I told them they had nothing to fear, but they eventually lumbered off into the cool air, having to flap their dignity away. This one is already facing right, ready to go.
Chet and I headed out into the monarch field, but there were no monarch caterpillars on the yellowing plants. It wasn't such a good monarch year here, but then I wasn't around to check very much, so some might have slipped through.
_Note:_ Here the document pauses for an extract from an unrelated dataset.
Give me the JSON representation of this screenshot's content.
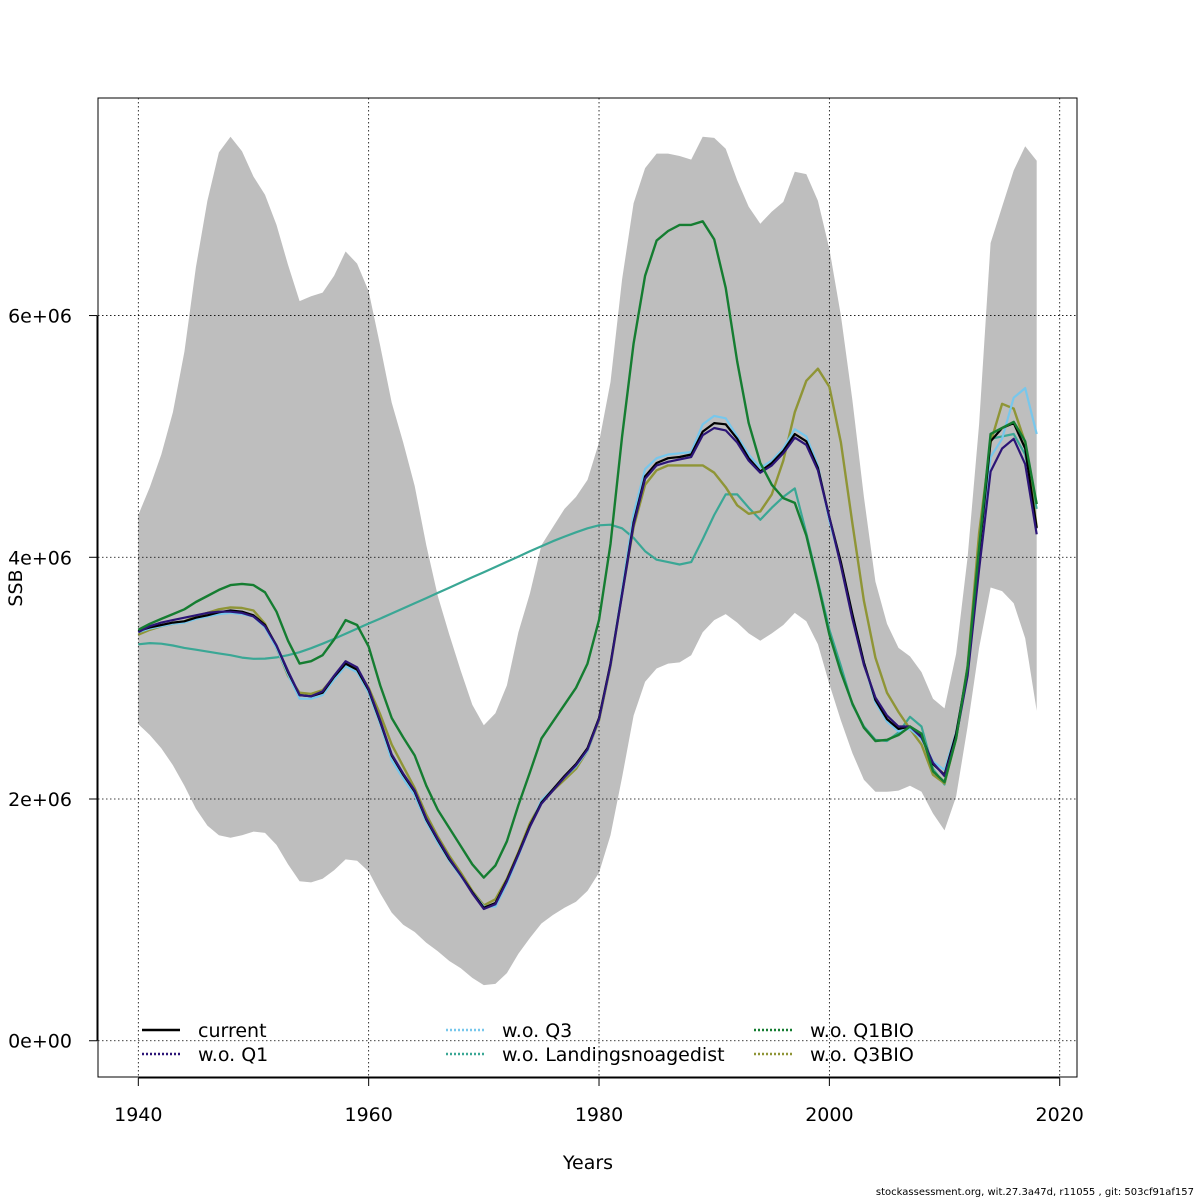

The important thing is that Farmer Bob left most of the milkweed standing after the May cut, to let the caterpillars grow up.
The light was incredible. And a big female kestrel was pondering on a wire, her shape so burly I thought she was a merlin for a moment. She took wing and in the deep shadows she looked bluish-brown above. Broke out into sunlight and it was clear I'd been deceived.
Rising sun, caught in foxtails. I like this photo because it somehow captured the intensity of the sun. I almost can't look at the brilliant spot, even though I know it's just white. It seems to glow as intensely as the sun! I've been programmed my whole life to look away from it. So I do.
If there's sun, then there are shadows. I looked over and found myself high up on the Shadow Barn's roof!
I wanted to be in the red, so I gathered Chetty and walked down the hill. This time of year is Shadow Barn time!
Shadow Tree time, too. I never tried the Shadow Tree before. Think I'll do it again soon.
There is so much to discover in this one morning, I can't put it all in one post. More anon.